Late last week, the U.S. Environmental Protection Agency ordered Volkswagen to fix nearly half a million of its vehicles after saying that the German car-maker installed illegal devices intended to cheat emissions testing.* The devices made sure that the vehicle’s pollution-control systems was activated during emissions testing, but deactivated them during unmonitored driving—allowing the cars to pollute up to 40 times the legally-allowed amount. The company has since admitted to the deception to regulators (after a year of denying it).

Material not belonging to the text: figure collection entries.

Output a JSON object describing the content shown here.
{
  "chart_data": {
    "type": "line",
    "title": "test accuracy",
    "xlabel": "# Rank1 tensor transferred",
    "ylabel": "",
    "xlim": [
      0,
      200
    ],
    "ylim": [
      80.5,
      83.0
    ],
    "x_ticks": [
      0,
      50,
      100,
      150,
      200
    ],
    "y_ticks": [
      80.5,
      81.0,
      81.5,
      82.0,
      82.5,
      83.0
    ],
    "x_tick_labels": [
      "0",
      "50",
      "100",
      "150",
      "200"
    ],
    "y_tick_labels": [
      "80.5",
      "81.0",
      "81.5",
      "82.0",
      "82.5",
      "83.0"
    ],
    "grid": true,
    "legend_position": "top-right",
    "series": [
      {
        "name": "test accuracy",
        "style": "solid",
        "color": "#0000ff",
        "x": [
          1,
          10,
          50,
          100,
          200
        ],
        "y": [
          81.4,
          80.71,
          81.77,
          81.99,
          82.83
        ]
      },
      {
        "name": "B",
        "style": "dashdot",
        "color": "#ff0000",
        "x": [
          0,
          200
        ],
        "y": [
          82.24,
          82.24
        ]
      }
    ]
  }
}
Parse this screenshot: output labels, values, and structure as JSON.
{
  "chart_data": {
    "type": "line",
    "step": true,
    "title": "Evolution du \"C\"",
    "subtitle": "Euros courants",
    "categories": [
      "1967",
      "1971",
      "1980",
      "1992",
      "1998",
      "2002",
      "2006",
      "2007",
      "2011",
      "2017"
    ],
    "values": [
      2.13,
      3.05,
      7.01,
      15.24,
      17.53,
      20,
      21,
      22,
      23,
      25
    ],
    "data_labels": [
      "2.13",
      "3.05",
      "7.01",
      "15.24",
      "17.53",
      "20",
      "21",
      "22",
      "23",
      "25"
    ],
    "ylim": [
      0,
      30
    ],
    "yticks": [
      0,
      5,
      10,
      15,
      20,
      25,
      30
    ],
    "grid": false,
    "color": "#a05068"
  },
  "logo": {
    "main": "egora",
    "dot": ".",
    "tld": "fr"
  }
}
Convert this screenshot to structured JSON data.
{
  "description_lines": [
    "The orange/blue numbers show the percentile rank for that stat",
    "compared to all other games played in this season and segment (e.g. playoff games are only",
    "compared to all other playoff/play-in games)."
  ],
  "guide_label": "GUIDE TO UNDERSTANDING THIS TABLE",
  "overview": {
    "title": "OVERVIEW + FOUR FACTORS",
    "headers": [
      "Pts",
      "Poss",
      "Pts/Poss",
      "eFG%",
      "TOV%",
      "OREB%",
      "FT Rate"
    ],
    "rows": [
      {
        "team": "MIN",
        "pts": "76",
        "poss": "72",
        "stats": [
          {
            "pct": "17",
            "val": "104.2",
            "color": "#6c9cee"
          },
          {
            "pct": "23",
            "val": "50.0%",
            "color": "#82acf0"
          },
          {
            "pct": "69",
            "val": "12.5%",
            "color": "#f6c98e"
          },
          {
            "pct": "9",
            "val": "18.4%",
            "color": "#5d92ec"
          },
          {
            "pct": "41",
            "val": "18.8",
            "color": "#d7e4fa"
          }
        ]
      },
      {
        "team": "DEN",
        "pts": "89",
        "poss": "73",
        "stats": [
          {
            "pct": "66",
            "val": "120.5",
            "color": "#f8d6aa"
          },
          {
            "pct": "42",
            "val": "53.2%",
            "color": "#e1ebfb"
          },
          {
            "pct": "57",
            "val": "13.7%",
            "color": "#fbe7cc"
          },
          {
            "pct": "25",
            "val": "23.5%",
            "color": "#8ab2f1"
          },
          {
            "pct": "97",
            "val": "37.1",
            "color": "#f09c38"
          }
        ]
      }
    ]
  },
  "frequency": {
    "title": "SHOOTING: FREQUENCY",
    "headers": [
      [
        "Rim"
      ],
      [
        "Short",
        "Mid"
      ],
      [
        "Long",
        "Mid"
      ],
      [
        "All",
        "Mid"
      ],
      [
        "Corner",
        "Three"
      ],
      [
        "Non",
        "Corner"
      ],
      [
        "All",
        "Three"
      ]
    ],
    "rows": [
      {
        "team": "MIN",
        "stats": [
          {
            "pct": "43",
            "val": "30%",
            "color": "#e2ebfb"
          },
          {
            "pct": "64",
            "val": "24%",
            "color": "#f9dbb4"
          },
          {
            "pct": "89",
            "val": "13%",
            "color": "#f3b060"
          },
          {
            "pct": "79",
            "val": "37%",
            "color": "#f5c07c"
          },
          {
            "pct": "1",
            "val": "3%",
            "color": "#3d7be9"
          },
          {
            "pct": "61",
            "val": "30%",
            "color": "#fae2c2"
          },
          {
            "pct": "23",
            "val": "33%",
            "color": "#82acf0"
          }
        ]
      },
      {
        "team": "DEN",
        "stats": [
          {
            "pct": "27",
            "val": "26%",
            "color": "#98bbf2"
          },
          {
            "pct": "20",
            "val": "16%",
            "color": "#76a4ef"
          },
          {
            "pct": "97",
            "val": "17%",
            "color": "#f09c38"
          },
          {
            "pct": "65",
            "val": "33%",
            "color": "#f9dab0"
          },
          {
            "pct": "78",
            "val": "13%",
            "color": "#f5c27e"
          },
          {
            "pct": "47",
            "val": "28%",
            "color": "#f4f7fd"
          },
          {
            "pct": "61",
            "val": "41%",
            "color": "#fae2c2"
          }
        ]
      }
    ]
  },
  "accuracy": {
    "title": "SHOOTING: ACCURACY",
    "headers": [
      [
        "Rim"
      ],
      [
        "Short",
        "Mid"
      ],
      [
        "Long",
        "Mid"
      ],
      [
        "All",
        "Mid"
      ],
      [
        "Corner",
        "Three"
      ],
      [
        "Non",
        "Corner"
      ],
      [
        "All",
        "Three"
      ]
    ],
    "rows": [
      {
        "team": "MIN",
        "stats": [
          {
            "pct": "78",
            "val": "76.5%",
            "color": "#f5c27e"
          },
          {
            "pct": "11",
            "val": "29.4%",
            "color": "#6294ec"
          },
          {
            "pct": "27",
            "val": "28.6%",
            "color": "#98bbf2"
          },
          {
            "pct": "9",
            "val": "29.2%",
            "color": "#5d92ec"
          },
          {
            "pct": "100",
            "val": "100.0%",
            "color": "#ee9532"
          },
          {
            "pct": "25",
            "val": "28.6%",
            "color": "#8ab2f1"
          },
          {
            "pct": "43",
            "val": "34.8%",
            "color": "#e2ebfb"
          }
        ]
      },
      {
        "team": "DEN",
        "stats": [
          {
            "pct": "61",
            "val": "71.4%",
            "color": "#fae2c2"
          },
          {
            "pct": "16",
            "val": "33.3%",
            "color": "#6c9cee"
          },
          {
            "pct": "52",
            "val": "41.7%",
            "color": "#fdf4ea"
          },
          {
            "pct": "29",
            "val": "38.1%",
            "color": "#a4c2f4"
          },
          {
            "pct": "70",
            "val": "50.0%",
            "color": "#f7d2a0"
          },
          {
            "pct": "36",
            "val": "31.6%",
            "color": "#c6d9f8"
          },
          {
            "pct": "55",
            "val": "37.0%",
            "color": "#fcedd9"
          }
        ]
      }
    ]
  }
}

This cheating scandal is costing Volkswagen. First, the company is potentially facing criminal charges and a fine of $18 billion (that’s $37,500 per car) by the Justice Department. On top of that, investors have been dumping the stock this morning since the news of the company’s mass deception. Volkswagen shares dropped by more than 20 percent—the company’s biggest one-day fall—wiping out an estimated $17 billion in company value.
Volkswagen Share Price
The potential fine is quite large, but that’s not the only thing out of the ordinary about this anticipated recall: Volkswagen deceived not just regulators, but customers too—many of whom bought these vehicles precisely because they wanted clean diesel cars.* This eroded trust was well-noted by the company. “We at Volkswagen will do everything that must be done in order to re-establish the trust that so many people have placed in us, and we will do everything necessary in order to reverse the damage this has caused,” said CEO Martin Winterkorn in a statement.